“Consumption and savings depend first and foremost on the level of national income, but what decides the latter? This is the crucial question. Keynes answered: it is the level of investment demand. Investors, not consumers (alias savers), are the active element in the economic system.” — Heinz Kurz
This week, we are featuring two exciting new economics titles: Economic Thought: A Brief History, by Heinz Kurz, and The Power of a Single Number: A Political History of GDP, by Philipp Lepenies. Today, we are happy to present a short excerpt from Economic Thought, in which Heinz Kurz breaks down John Maynard Keynes’s “principle of effective demand.”
The Principle of Effective Demand
Let us now have a closer look at Keynes’s view that the economic system is typically not fully utilizing its productive resources—it is not “supply-constrained,” as neoclassical economists contend, but “demand-constrained” (except during booms). More specifically, Keynes’s “principle of effective demand” means that there is no reason to assume that aggregate investment demand will always be large enough to employ all of an economy’s productive resources. To see this we must turn to how he determined the two components of private domestic aggregate effective demand—consumption and investment expenditures.
Before doing so, it should be noted that Keynes conceived savings (correctly) as the nondemand of goods and services. The saver keeps a part of his or her money income and does not spend it, that is, does not buy goods. Savings in themselves involve “leakages” in the stream of expenditures and pose the problem of sufficient effective demand. The praise Adam Smith had showered upon the “frugal man” was justified only to the extent to which the saver was at the same time an investor, who spent the saved sums not on consumption goods (food, beverages, clothing, etc.) but instead on investment goods (plant and equipment, raw materials, etc.). In this perspective investments involve “injections” into the stream of expenditures and may compensate for the leakages stemming from savings.
In what he called a “fundamental psychological law,” Keynes stated that aggregate consumption expenditure (C) depends first and foremost on the level of national income (Y): the larger the latter, the larger also the former. Consumers are not the active agents in the economic system, investors are. Consumers tend to be passive, reacting to changes in national income.
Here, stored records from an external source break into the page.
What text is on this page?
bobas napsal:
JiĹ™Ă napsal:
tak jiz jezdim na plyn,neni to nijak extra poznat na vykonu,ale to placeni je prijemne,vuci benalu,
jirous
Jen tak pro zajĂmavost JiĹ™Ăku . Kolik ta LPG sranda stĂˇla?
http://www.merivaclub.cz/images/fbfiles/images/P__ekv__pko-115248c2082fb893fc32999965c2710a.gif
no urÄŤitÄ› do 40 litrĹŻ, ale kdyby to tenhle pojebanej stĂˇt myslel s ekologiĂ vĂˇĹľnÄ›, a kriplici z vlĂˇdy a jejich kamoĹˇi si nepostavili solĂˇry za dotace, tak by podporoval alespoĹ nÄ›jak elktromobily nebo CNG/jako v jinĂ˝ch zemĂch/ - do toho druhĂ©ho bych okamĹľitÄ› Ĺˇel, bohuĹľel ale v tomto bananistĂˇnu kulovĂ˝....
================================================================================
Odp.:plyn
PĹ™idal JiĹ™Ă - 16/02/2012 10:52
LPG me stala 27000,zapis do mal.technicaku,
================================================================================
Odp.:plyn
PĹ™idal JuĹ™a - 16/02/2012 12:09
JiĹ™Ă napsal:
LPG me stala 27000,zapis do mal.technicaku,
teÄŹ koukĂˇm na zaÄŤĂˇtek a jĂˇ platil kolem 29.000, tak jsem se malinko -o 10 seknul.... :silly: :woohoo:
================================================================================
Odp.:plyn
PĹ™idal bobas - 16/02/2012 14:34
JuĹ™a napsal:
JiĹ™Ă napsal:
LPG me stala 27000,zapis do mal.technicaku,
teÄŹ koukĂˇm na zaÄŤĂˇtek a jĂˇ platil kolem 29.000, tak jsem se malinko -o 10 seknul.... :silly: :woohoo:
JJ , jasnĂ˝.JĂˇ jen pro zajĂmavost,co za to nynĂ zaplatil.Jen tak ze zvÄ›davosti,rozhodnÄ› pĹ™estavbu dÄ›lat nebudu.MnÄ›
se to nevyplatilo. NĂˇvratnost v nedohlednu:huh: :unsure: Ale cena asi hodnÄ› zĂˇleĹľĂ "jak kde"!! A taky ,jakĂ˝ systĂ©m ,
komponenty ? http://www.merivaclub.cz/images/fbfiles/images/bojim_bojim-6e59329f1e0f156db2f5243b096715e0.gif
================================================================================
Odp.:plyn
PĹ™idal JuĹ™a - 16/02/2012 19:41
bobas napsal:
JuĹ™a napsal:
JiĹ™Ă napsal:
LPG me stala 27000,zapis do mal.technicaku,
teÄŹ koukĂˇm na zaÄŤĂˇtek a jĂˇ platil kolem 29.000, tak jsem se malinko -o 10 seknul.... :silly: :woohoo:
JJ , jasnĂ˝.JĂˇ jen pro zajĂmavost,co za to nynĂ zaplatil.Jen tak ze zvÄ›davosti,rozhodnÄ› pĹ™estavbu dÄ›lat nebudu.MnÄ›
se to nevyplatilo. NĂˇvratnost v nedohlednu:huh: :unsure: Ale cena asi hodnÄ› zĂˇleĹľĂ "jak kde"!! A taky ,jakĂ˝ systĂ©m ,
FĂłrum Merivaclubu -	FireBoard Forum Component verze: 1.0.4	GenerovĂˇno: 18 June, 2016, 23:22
In the simplest case of a linear consumption function, we have C = cY, with c representing the propensity to consume. (Keynes assumed a slightly different consumption function, in which the propensity to consume was not a constant but decreased as national income increased, but this need not concern us here.) With c = 0.8 or 80 percent (meaning that 80 cents of each dollar earned are spent on consumption), a total income of $100 billion yields a total consumption expenditure of $80 billion. Since savings (S) equal income minus consumption, S = Y – C, the savings function that corresponds to the above consumption function is given by S = sY, with s representing the propensity to save or savings rate. Obviously, the percentage of income that is not consumed will be saved, which means, of course, that s = 1 – c. So from our example above, 1 – 0.8 = 0.2 or 20 percent. Savings out of a total income of $100 billion would accordingly be $20 billion. Hence, both consumption expenditures and savings increase (or decrease) when national income increases (or decreases). At a total income of $200 billion, consumption expenditures would be $160 billion and savings $40 billion.
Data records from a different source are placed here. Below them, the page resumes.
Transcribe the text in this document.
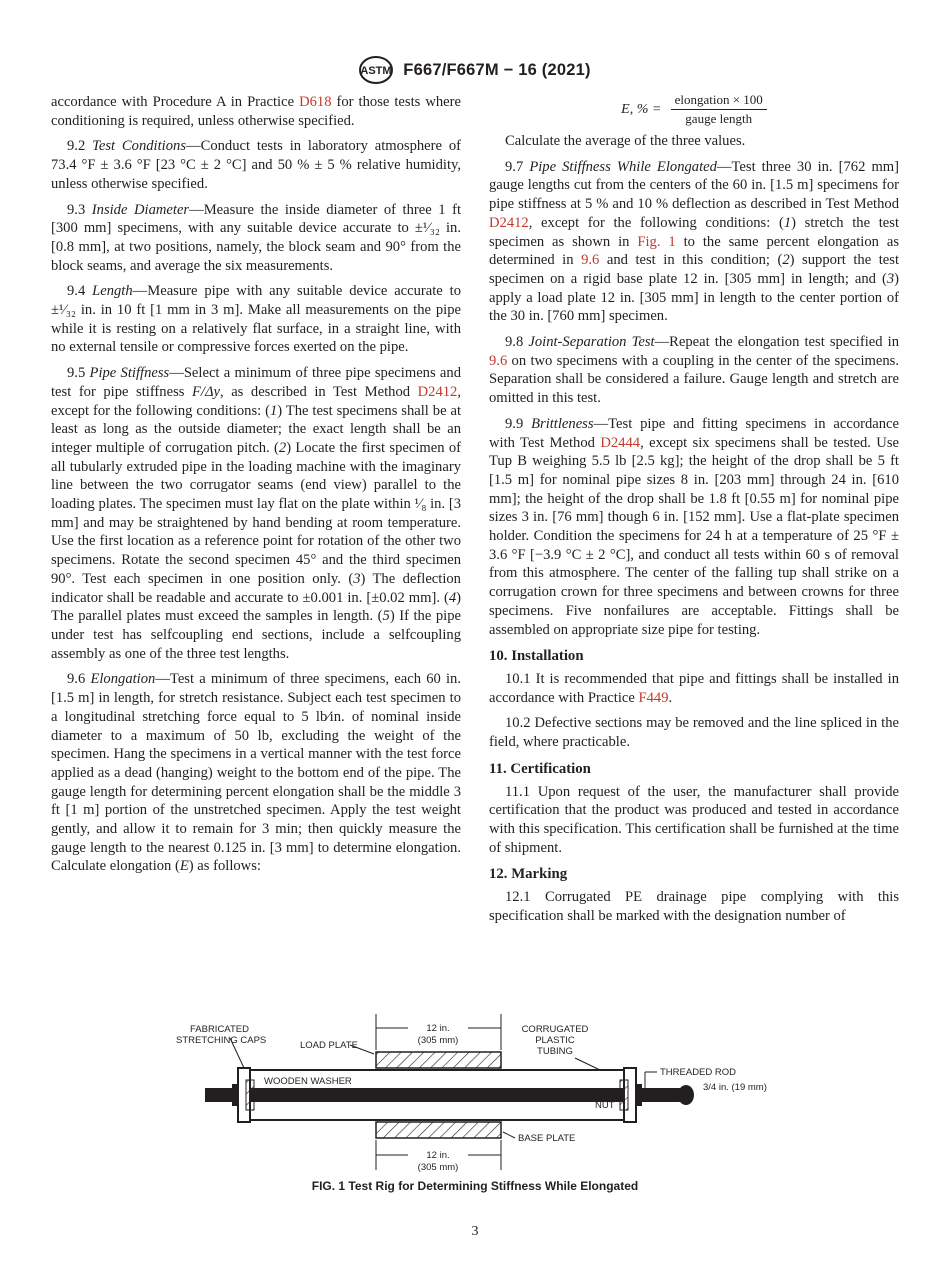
ASTM F667/F667M − 16 (2021)

accordance with Procedure A in Practice D618 for those tests where conditioning is required, unless otherwise specified.

9.2 Test Conditions—Conduct tests in laboratory atmosphere of 73.4 °F ± 3.6 °F [23 °C ± 2 °C] and 50 % ± 5 % relative humidity, unless otherwise specified.

9.3 Inside Diameter—Measure the inside diameter of three 1 ft [300 mm] specimens, with any suitable device accurate to ±¹⁄₃₂ in. [0.8 mm], at two positions, namely, the block seam and 90° from the block seams, and average the six measurements.

9.4 Length—Measure pipe with any suitable device accurate to ±¹⁄₃₂ in. in 10 ft [1 mm in 3 m]. Make all measurements on the pipe while it is resting on a relatively flat surface, in a straight line, with no external tensile or compressive forces exerted on the pipe.

9.5 Pipe Stiffness—Select a minimum of three pipe specimens and test for pipe stiffness F/Δy, as described in Test Method D2412, except for the following conditions: (1) The test specimens shall be at least as long as the outside diameter; the exact length shall be an integer multiple of corrugation pitch. (2) Locate the first specimen of all tubularly extruded pipe in the loading machine with the imaginary line between the two corrugator seams (end view) parallel to the loading plates. The specimen must lay flat on the plate within ¹⁄₈ in. [3 mm] and may be straightened by hand bending at room temperature. Use the first location as a reference point for rotation of the other two specimens. Rotate the second specimen 45° and the third specimen 90°. Test each specimen in one position only. (3) The deflection indicator shall be readable and accurate to ±0.001 in. [±0.02 mm]. (4) The parallel plates must exceed the samples in length. (5) If the pipe under test has selfcoupling end sections, include a selfcoupling assembly as one of the three test lengths.

9.6 Elongation—Test a minimum of three specimens, each 60 in. [1.5 m] in length, for stretch resistance. Subject each test specimen to a longitudinal stretching force equal to 5 lb⁄in. of nominal inside diameter to a maximum of 50 lb, excluding the weight of the specimen. Hang the specimens in a vertical manner with the test force applied as a dead (hanging) weight to the bottom end of the pipe. The gauge length for determining percent elongation shall be the middle 3 ft [1 m] portion of the unstretched specimen. Apply the test weight gently, and allow it to remain for 3 min; then quickly measure the gauge length to the nearest 0.125 in. [3 mm] to determine elongation. Calculate elongation (E) as follows:

E, % = $\frac{\text{elongation × 100}}{\text{gauge length}}$

Calculate the average of the three values.

9.7 Pipe Stiffness While Elongated—Test three 30 in. [762 mm] gauge lengths cut from the centers of the 60 in. [1.5 m] specimens for pipe stiffness at 5 % and 10 % deflection as described in Test Method D2412, except for the following conditions: (1) stretch the test specimen as shown in Fig. 1 to the same percent elongation as determined in 9.6 and test in this condition; (2) support the test specimen on a rigid base plate 12 in. [305 mm] in length; and (3) apply a load plate 12 in. [305 mm] in length to the center portion of the 30 in. [760 mm] specimen.

9.8 Joint-Separation Test—Repeat the elongation test specified in 9.6 on two specimens with a coupling in the center of the specimens. Separation shall be considered a failure. Gauge length and stretch are omitted in this test.

9.9 Brittleness—Test pipe and fitting specimens in accordance with Test Method D2444, except six specimens shall be tested. Use Tup B weighing 5.5 lb [2.5 kg]; the height of the drop shall be 5 ft [1.5 m] for nominal pipe sizes 8 in. [203 mm] through 24 in. [610 mm]; the height of the drop shall be 1.8 ft [0.55 m] for nominal pipe sizes 3 in. [76 mm] though 6 in. [152 mm]. Use a flat-plate specimen holder. Condition the specimens for 24 h at a temperature of 25 °F ± 3.6 °F [−3.9 °C ± 2 °C], and conduct all tests within 60 s of removal from this atmosphere. The center of the falling tup shall strike on a corrugation crown for three specimens and between crowns for three specimens. Five nonfailures are acceptable. Fittings shall be assembled on appropriate size pipe for testing.

10. Installation

10.1 It is recommended that pipe and fittings shall be installed in accordance with Practice F449.

10.2 Defective sections may be removed and the line spliced in the field, where practicable.

11. Certification

11.1 Upon request of the user, the manufacturer shall provide certification that the product was produced and tested in accordance with this specification. This certification shall be furnished at the time of shipment.

12. Marking

12.1 Corrugated PE drainage pipe complying with this specification shall be marked with the designation number of

FABRICATED
STRETCHING CAPS	LOAD PLATE
12 in.
(305 mm)
CORRUGATED
PLASTIC
TUBING
THREADED ROD
3/4 in. (19 mm)
WOODEN WASHER
NUT
BASE PLATE
12 in.
(305 mm)
FIG. 1 Test Rig for Determining Stiffness While Elongated
3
Consumption and savings depend first and foremost on the level of national income, but what decides the latter? This is the crucial question. Keynes answered: it is the level of investment demand. Investors, not consumers (alias savers), are the active element in the economic system. Whoever invests today generates a larger capital stock and thus a larger productive capacity in the hope and expectation that the larger output that can be produced tomorrow and thereafter will be absorbed by the market and yields higher profits. The investors operate their way into an uncertain future. Since they cannot have reliable information about that future, they must base their decisions to invest on long-term expectations about future economic situations. Depending on whether they are optimistic or pessimistic—Keynes famously described the emotions and instincts of investors as “animal spirits”—they will invest either more or less.
The important point to note here is that while consumption expenditures are decided dominantly on the basis of an economic magnitude (national income) describing the actual state of the economy (a “state variable”), investment expenditures depend dominantly on magnitudes that cannot be known as yet: the investors cannot know the future and whether their investments will be profitable or not. They cannot know the prices of commodities in the future, the wage rates they will then have to pay to workers, the increase in technical knowledge that might make their investments technologically obsolete, and so on. They cannot even base their decisions on a probability calculus, because they do not know the probabilities with which different outcomes of their investment activities occur. In terms of a distinction suggested by Frank Knight, investors are not simply confronted with risk but with fundamental uncertainty. They must base their decisions to invest on long-term profitability expectations.